The project is situated about 50 kilometres south of Keetmanshoop.
Speaking to Nampa on Friday, the Namibia Development Corporation (NDC)’s Senior Manager of Corporate Affairs, Wessel Nanuseb noted that the repairs, which commenced in August 2014, will be completed in August.
“The scope of the work includes every unit getting its own ablution and kitchen facilities as opposed to communal facilities. New accommodation units are also being built which will be able to accommodate an additional 100 temporary workers.
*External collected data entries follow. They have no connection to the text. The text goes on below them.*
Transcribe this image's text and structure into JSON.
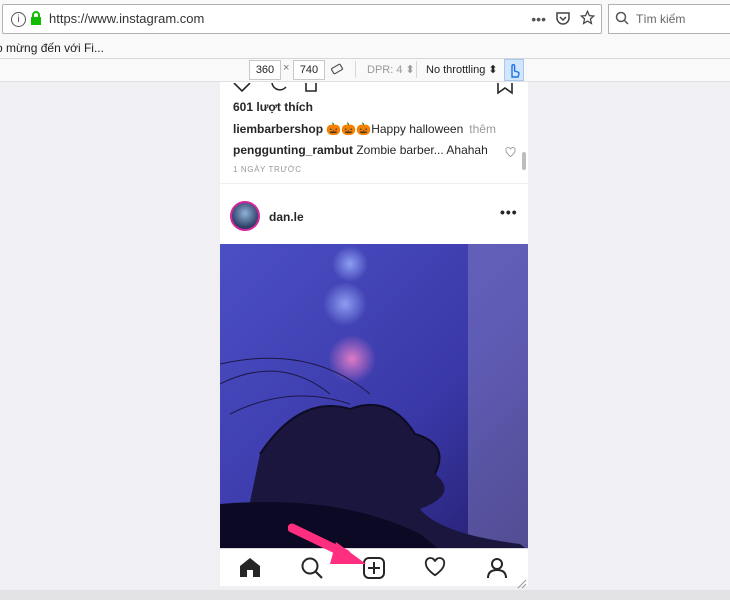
{
  "browser": {
    "url": "https://www.instagram.com",
    "search_placeholder": "Tìm kiếm",
    "bookmark": "o mừng đến với Fi..."
  },
  "rdm": {
    "width": "360",
    "height": "740",
    "times": "×",
    "dpr": "DPR: 4 ⬍",
    "throttle": "No throttling ⬍"
  },
  "feed": {
    "likes": "601 lượt thích",
    "caption_user": "liembarbershop",
    "caption_text": "🎃🎃🎃Happy halloween",
    "caption_more": "thêm",
    "comment_user": "penggunting_rambut",
    "comment_text": "Zombie barber... Ahahah",
    "timestamp": "1 NGÀY TRƯỚC",
    "post_username": "dan.le",
    "more": "•••"
  },
  "colors": {
    "accent": "#ff2e7e",
    "avatar_ring": "#d6249f",
    "touch_active": "#d2e6fb"
  }
}
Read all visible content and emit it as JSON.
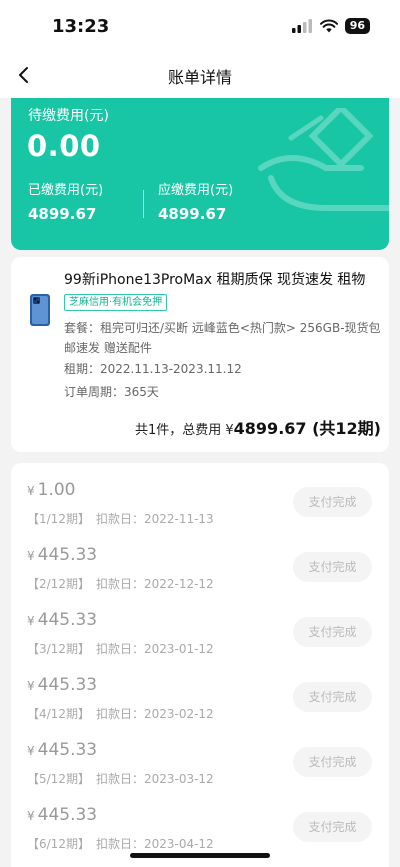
{
  "status": {
    "time": "13:23",
    "battery": "96"
  },
  "nav": {
    "title": "账单详情"
  },
  "summary": {
    "pending_label": "待缴费用(元)",
    "pending_value": "0.00",
    "paid_label": "已缴费用(元)",
    "paid_value": "4899.67",
    "due_label": "应缴费用(元)",
    "due_value": "4899.67"
  },
  "product": {
    "title": "99新iPhone13ProMax 租期质保 现货速发 租物",
    "badge": "芝麻信用·有机会免押",
    "spec": "套餐：租完可归还/买断 远峰蓝色<热门款> 256GB-现货包邮速发 赠送配件",
    "lease": "租期：2022.11.13-2023.11.12",
    "cycle": "订单周期：365天",
    "total_prefix": "共1件，总费用 ¥",
    "total_amount": "4899.67 (共12期)"
  },
  "installments": [
    {
      "amount": "1.00",
      "period": "【1/12期】",
      "date": "扣款日：2022-11-13",
      "status": "支付完成"
    },
    {
      "amount": "445.33",
      "period": "【2/12期】",
      "date": "扣款日：2022-12-12",
      "status": "支付完成"
    },
    {
      "amount": "445.33",
      "period": "【3/12期】",
      "date": "扣款日：2023-01-12",
      "status": "支付完成"
    },
    {
      "amount": "445.33",
      "period": "【4/12期】",
      "date": "扣款日：2023-02-12",
      "status": "支付完成"
    },
    {
      "amount": "445.33",
      "period": "【5/12期】",
      "date": "扣款日：2023-03-12",
      "status": "支付完成"
    },
    {
      "amount": "445.33",
      "period": "【6/12期】",
      "date": "扣款日：2023-04-12",
      "status": "支付完成"
    }
  ],
  "currency_symbol": "¥",
  "colors": {
    "accent": "#18c6a6",
    "badge": "#13b596"
  },
  "icons": [
    "signal-icon",
    "wifi-icon",
    "chevron-left-icon",
    "phone-thumbnail-icon"
  ]
}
This will ease the burden on the existing facilities,” he noted.
The cost of the renovations amounts to nearly N.dollars 6.6 million.
The new accommodation units that are being built are estimated to cost about N.dollars 8.4 million.
The deplorable working and living conditions of employees at the Naute Irrigation Scheme and the Al Dahra Agricultural Project, also outside Keetmanshoop, came under fire when President Hifikepunye Pohamba visited the area in March last year.
The president was highly agitated at the living conditions of the workers, and said the situation was intolerable in an independent Namibia.
He instructed its immediate rectification.
The farms produce grapes and dates for export to the European market, and are a joint venture between the Namibia Development Corporation (NDC) and the United Arab Emirates-based Aldhara Agricultural Company.
The workers complained to Nampa during a visit in October last year that they lived in dirty, overcrowded rooms and had little privacy.
In some cases, rooms are shared by men and women, and married couples share rooms with colleagues.
Bathroom and shower facilities are limited, and the compounds often experience power outages. The workers said they were furthermore unhappy with their salaries as well as the treatment they received from management.
Meanwhile, Nanuseb said the future looks bright for the workers as a crèche and clinic facilities are also being constructed.
The project employs about 20 permanent workers and 140 seasonal workers.
The irrigation project was initiated below the wall of the second largest dam in the country, the Naute Dam, in the early 1990s.